Friday, August 12, 2016: 10:10 AM
220/221, Ft Lauderdale Convention Center
Jacob Dombrowski and Brian W. Benscoter, Biological Sciences, Florida Atlantic University, Davie, FL
Background/Question/Methods

Self-organized spatial patterning of microtopographic features is a trademark characteristic of the Everglades landscape. Alternating elevated ridges and open water sloughs produce heterogeneous habitats for an array of flora and fauna. Extensive drainage and anthropogenic modifications over the past century have altered the Everglades’ hydrology, resulting in drier conditions facilitating widespread ridge expansion into sloughs and thus an increasingly homogenous landscape.  Wildfire is an important ecological force in the central Everglades and can influence landscape vegetation distribution. As a ridge is consumed by fire the margin may be reduced and smoothed, preventing ridge expansion and maintaining landscape heterogeneity. To investigate fire as a patterning mechanism in the central Everglades, we examined the relationship between fire regime and ridge shape complexity. Historic fire records and water level gauges from the EDEN monitoring network were used to identify four 1 km2 study sites of similar hydroperiod representing a chronosequence of time since fire and varying fire frequencies. High-accuracy GPS receivers were used to map the perimeter of every ridge within each site. Shape complexity, the distribution of ridge sizes, and percentage of the site occupied by ridges were calculated in ArcGIS and compared among sites. 

Results/Conclusions

More recently and frequently burned sites contain ridges that have been reduced in size and complexity, with smaller ridges often completely removed. Smaller and less complex ridges result in lower overall landscape ridge area and promote greater landscape heterogeneity.

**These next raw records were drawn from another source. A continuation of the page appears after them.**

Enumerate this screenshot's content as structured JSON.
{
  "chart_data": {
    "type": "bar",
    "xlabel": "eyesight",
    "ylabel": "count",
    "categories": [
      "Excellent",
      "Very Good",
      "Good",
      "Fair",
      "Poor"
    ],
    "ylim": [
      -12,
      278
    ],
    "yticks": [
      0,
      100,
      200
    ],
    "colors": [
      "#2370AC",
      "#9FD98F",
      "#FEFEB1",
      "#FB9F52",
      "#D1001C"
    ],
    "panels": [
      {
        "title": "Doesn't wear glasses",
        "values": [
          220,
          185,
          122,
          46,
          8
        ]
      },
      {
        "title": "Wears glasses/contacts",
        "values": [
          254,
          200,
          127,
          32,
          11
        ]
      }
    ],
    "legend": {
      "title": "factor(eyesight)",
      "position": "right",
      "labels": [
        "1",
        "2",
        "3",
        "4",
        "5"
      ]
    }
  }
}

Over longer fire-free periods, ridges will continue to become larger and more complex as rhizotomous sawgrass (Cladium jamaicense) spreads from the margin into the adjacent sloughs, resulting in an overall more homogenous landscape. While feedbacks between plants and hydrology control formation of patterned microtopography in peatlands, fire may play a key role in maintenance of patterning in this fire-adapted landscape.